Em outras atividades ocorrem no grupo de estudo leitura de livros como “O movimento negro educador: saberes construídos nas lutas por emancipação”, escrito por Nilma Lino Gomes. As pessoas do Núcleo estão ativas nas redes sociais com o endereço @neiabuem. Por isto, sentem que estão constantemente comemorando o Dia da Consciência Negra e o Dia do Zumbi.
Para que serve o Dia da Consciência Negra?

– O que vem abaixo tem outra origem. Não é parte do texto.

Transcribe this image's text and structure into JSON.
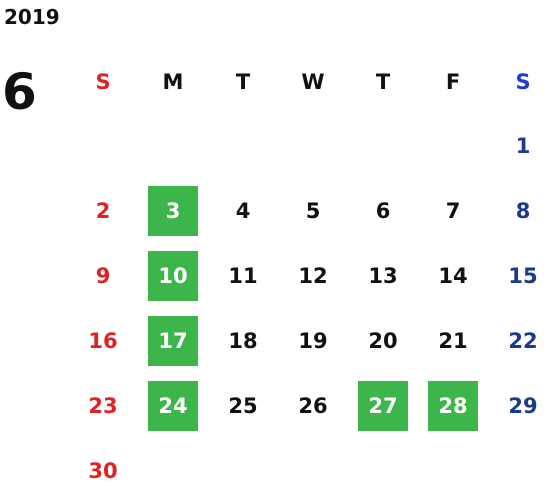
{
  "year": "2019",
  "month": "6",
  "weekdays": [
    "S",
    "M",
    "T",
    "W",
    "T",
    "F",
    "S"
  ],
  "weeks": [
    [
      "",
      "",
      "",
      "",
      "",
      "",
      "1"
    ],
    [
      "2",
      "3",
      "4",
      "5",
      "6",
      "7",
      "8"
    ],
    [
      "9",
      "10",
      "11",
      "12",
      "13",
      "14",
      "15"
    ],
    [
      "16",
      "17",
      "18",
      "19",
      "20",
      "21",
      "22"
    ],
    [
      "23",
      "24",
      "25",
      "26",
      "27",
      "28",
      "29"
    ],
    [
      "30",
      "",
      "",
      "",
      "",
      "",
      ""
    ]
  ],
  "highlighted_days": [
    "3",
    "10",
    "17",
    "24",
    "27",
    "28"
  ],
  "colors": {
    "sunday": "#e02222",
    "saturday_header": "#1f3ad6",
    "saturday": "#1a3a8f",
    "highlight": "#3cb54a",
    "text": "#111111"
  }
}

A data celebrativa diz respeito aos negros reivindicarem que seus direitos sejam respeitados, uma luta de seus antepassados, e que novas conquistas ocorram. A comemoração também remete à relevância de que as raízes, enfim, a história dos negros, de sua cultura, possam ter representatividade na sociedade de maneira igualitária. E, consequentemente, conscientizar o quanto e como sofrem e sofreram violência com o decorrer do tempo. Violência, esta que vai desde racismo explícito ao racismo estrutural típico da sociedade contemporânea.
A luta é para que essa tomada de consciência se faça entre as pessoas brancas, de maneira que elas passem a enxergarem os privilégios que possuem, permitindo que mudem a forma de agir perante situações de injustiça e, claro, transformar suas ações para que atitudes racistas não sejam reproduzidas.